#1 bestselling author Stephen King returns with a brand-new novel about the secrets we keep buried and the cost of unearthing them.
The son of a struggling single mother, Jamie Conklin just wants an ordinary childhood. But Jamie is no ordinary child. Born with an unnatural ability his mom urges him to keep secret, Jamie can see what no one else can see and learn what no one else can learn. But the cost of using this ability is higher than Jamie can imagine – as he discovers when an NYPD detective draws him into the pursuit of a killer who has threatened to strike from beyond the grave.
Later is Stephen King at his finest, a terrifying and touching story of innocence lost and the trials that test our sense of right and wrong. With echoes of King’s classic novel IT, Later is a powerful, haunting, unforgettable exploration of what it takes to stand up to evil in all the faces it wears.
Stephen King. What is there to really say about his work? He is a prolific writer who has done more for the horror genre than most anyone else. He has fans, followers and those who only read his works. He has legions of devout fans that eat up every word he writes and can see no wrong. And then you have the rest of us.
I enjoy Later, his third novel for the Hard Case Crime imprint (and those three books affords HCC to really put out some great pulp fiction reprints by Lawrence Block, Donald Westlake, Max Allen Collins, and new originals that might not find publication elsewhere). The story is about Jamie Conklin and his growing up seeing dead people. This ability is exploited by those who know about it, and the novel does become part mystery and part horror. The King hallmarks are all here. The kid befriends an elderly gentleman, the pop culture references are older than the characters, and some of the turns at humor are just bad. But compared to his last few books, Later feels like he is enjoying the writing. There have been a few of his books and stories lately that feel like he is mailing it in, giving the fans something to read but nothing that will increase his legacy. He has not written anything very memorable in a decade (I’m using 11/22/63 as really his last standout work), but Later seems to be on the right track. He uses a shorter form (or typical novel length) to really tell a great story.
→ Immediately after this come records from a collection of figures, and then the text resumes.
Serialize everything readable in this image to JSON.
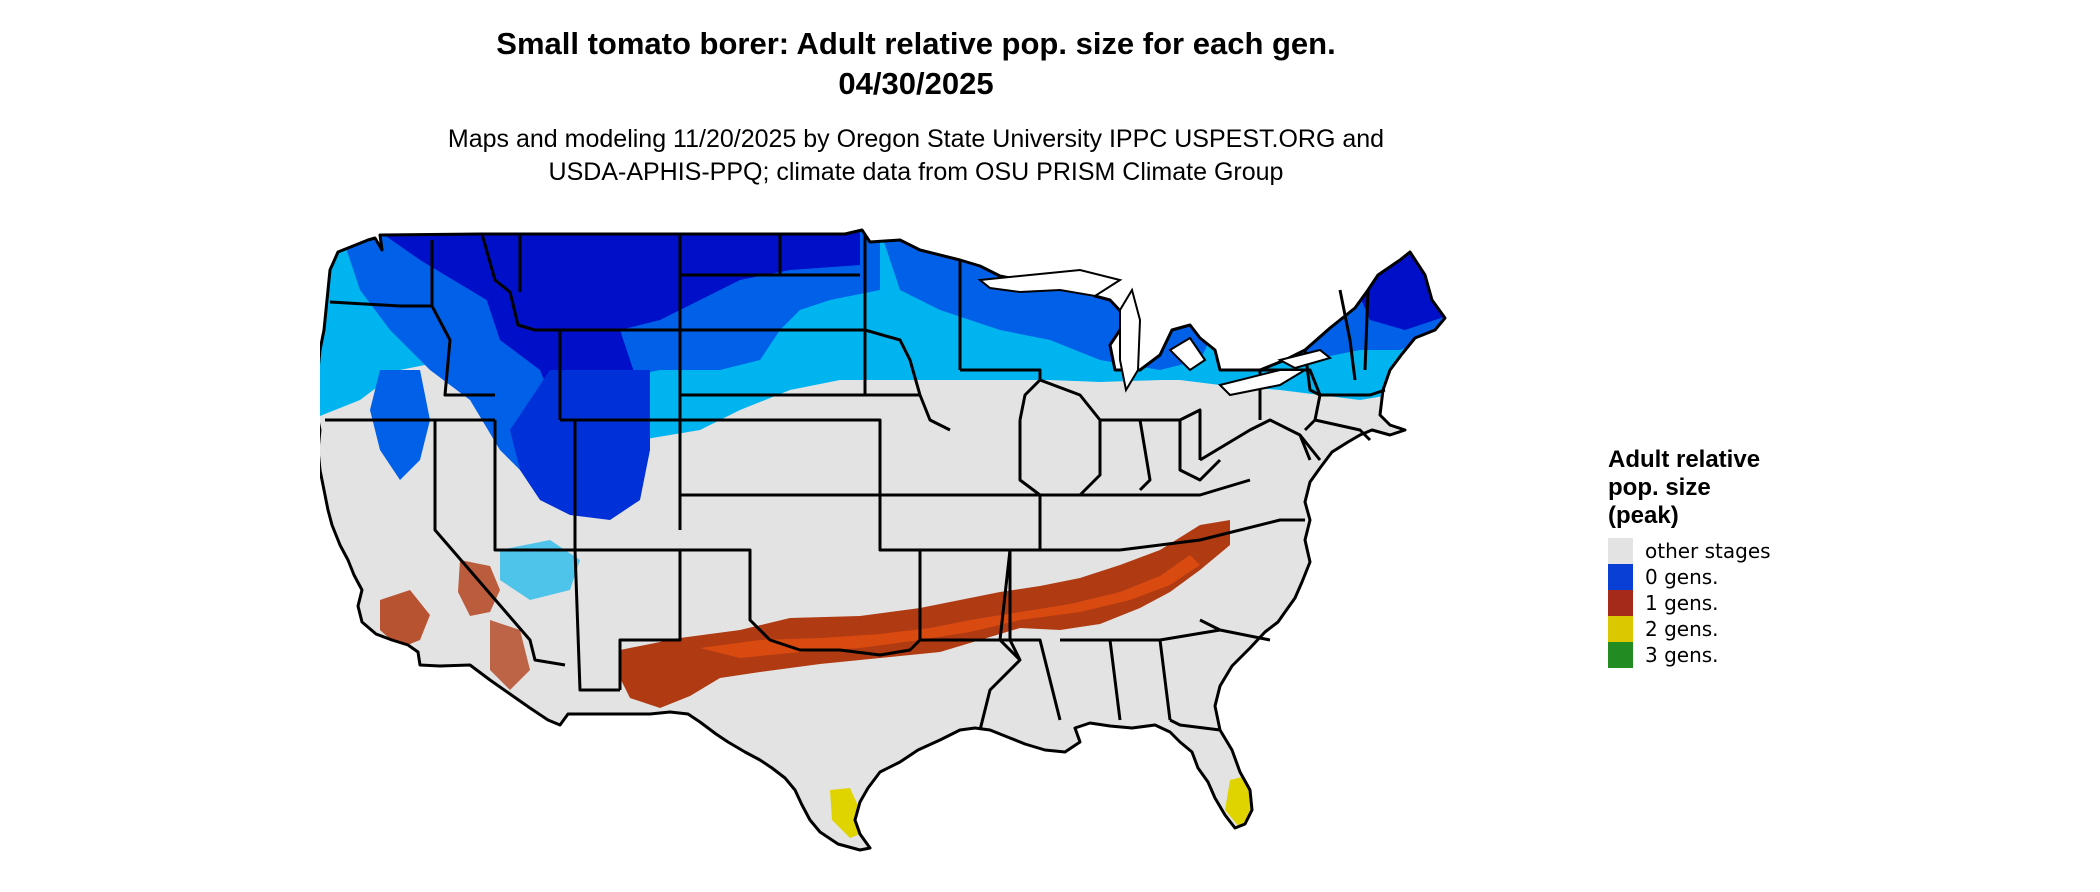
{
  "title": {
    "line1": "Small tomato borer: Adult relative pop. size for each gen.",
    "line2": "04/30/2025"
  },
  "subtitle": {
    "line1": "Maps and modeling 11/20/2025 by Oregon State University IPPC USPEST.ORG and",
    "line2": "USDA-APHIS-PPQ; climate data from OSU PRISM Climate Group"
  },
  "map": {
    "region": "Conterminous United States",
    "background_class": "other stages",
    "state_border_color": "#000000"
  },
  "legend": {
    "title_lines": [
      "Adult relative",
      "pop. size",
      "(peak)"
    ],
    "items": [
      {
        "label": "other stages",
        "color": "#e3e3e3"
      },
      {
        "label": "0 gens.",
        "color": "#0a3fd6"
      },
      {
        "label": "1 gens.",
        "color": "#a52a1a"
      },
      {
        "label": "2 gens.",
        "color": "#dcc800"
      },
      {
        "label": "3 gens.",
        "color": "#228b22"
      }
    ]
  },
  "colors": {
    "zero_gen_dark": "#0010c8",
    "zero_gen_mid": "#0060e8",
    "zero_gen_light": "#00b4f0",
    "one_gen_dark": "#b03a12",
    "one_gen_bright": "#d84a10",
    "two_gen": "#e0d400",
    "other": "#e3e3e3"
  }
}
The book reads fast, and it is easy to get sucked into the plot. Jamie is a typical King kid so you want to root for him, especially since he is surrounded by people who want to use his powers for their own gains. He does whatever he can to make the grownups like him because he wants them to be proud of him or he does not want to get hurt.
There is something to be said about this type of horror, the type that King writes. There is a fear in people hurting and exploiting kids. He has repeated this device in the last few books (Outsider, The Institute, “Mr. Harrigan’s Phone”) and it makes sense because the scariest thing for most of his fans, who are now old enough to have kids, is to threaten harm against them. This is why we get so stuck in this book. Jamie is only six when he starts to notice the dead people, and from then until his late teens (when we are not as frightened because kids can theoretically start to defend themselves) people use his powers for their own advantages. We do not want anything harmful to happen to him, but we can also see, as adults, that the adults around him are up to no good. This makes Later an affective story. King knows that we want the kid to be safe so he puts the kid in peril.
Compared to his last few books, I enjoy this one much more. There are still flaws and Kingisms that I find irritating (like the final reveal in the last few pages is not needed and nonsense), but as a whole, this is a solid book that I will recommend before some of his other current works.